Dabei gilt es zunächst zu berücksichtigen, dass der Vorwurf der Antragstellerin an ein Verhalten der Richter im Zusammenhang mit einem (formell rechtskräftig abgeschlossenem) Ablehnungsverfahren anknüpft, welches nicht auf einen Antrag der Musterklägerin, sondern auf Antrag eines anderen Beteiligten durchgeführt worden ist. Die damals getroffene Entscheidung kann nicht mehr von den abgelehnten Richtern geändert werden (vgl. BGH, Beschluss vom 30. August 2016 – I ZB 10/15 –, Rn. 3, juris; BGH, Beschluss vom 17. Mai 2018, Az.: I ZR 195/15 = NJW-RR 2018, 1461) und sie beschwert die Musterklägerin im Übrigen auch nicht.
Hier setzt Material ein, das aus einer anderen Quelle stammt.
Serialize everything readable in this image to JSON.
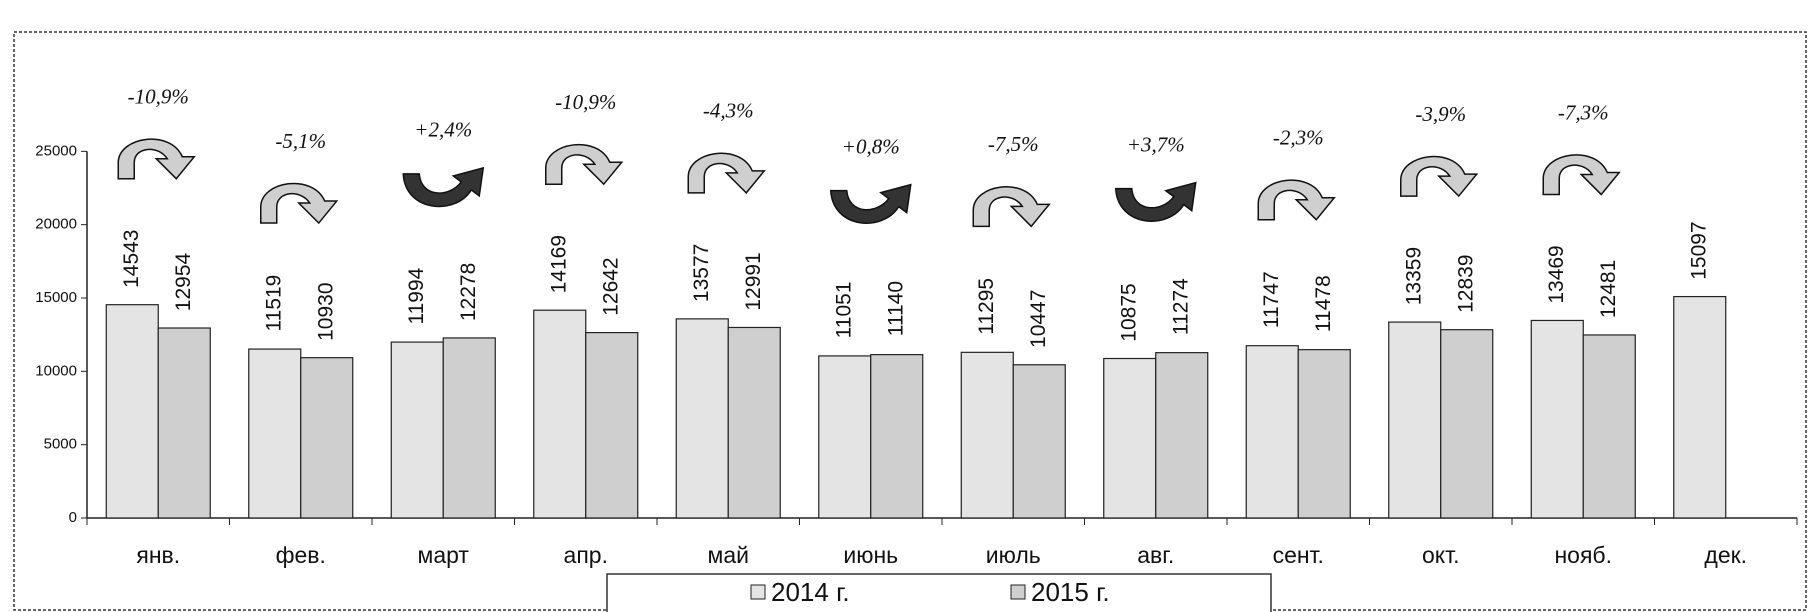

Hinzu kommt im vorliegenden Fall, dass das immerhin sechs Seiten umfassende und unterschiedliche Aspekte thematisierende Ablehnungsgesuch des Beigeladenen Dr. Rall erst am 15. Juni 2020 um 17.19 Uhr auf elektronischem Wege beim Oberlandesgericht eingegangen ist, also gerade einmal 42 Stunden vor Beginn des anberaumten Termins zur mündlichen Verhandlung am 17. Juni 2020. Dadurch entstand im Hinblick auf § 47 Abs. 1 ZPO eine besondere Dringlichkeitssituation. Wenn es aber sodann in dieser Eilsituation unterblieben ist, vor Beratung und Beschlussfassung am Morgen des 17. Juni 2020 den Befangenheitsantrag allen Beteiligten zur Kenntnis zu geben und Gelegenheit zur Stellungnahme zu geben, spricht dies ersichtlich für ein „Augenblicksversagen“. Überdies darf nicht unberücksichtigt bleiben, dass die beglaubigte Abschrift des Beschlusses noch am selben Tage gegen EB versandt und sowohl der Beschluss als auch der Schriftsatz des Beigeladenen Dr. Rall in das elektronische Informationssystem eingestellt worden sind. Vor diesem Hintergrund verbietet sich ohne weitere konkrete Anhaltspunkte die Annahme, die Mitglieder hätten vorsätzlich Verfahrensrechte verkürzt.

III.

Da die Entscheidung des Senats sich an der in der höchstrichterlichen Rechtsprechung und der herrschenden Kommentarliteratur zu den Voraussetzungen der Richterablehnung gemäß § 42 ZPO orientiert, kam die Zulassung der Rechtsbeschwerde nicht in Betracht.

Eine Kostenentscheidung war nicht veranlasst, weil das Ablehnungsverfahren für die Prozessbevollmächtigten zum Rechtszug gehört und gerichtliche Gebühren nicht entstanden sind.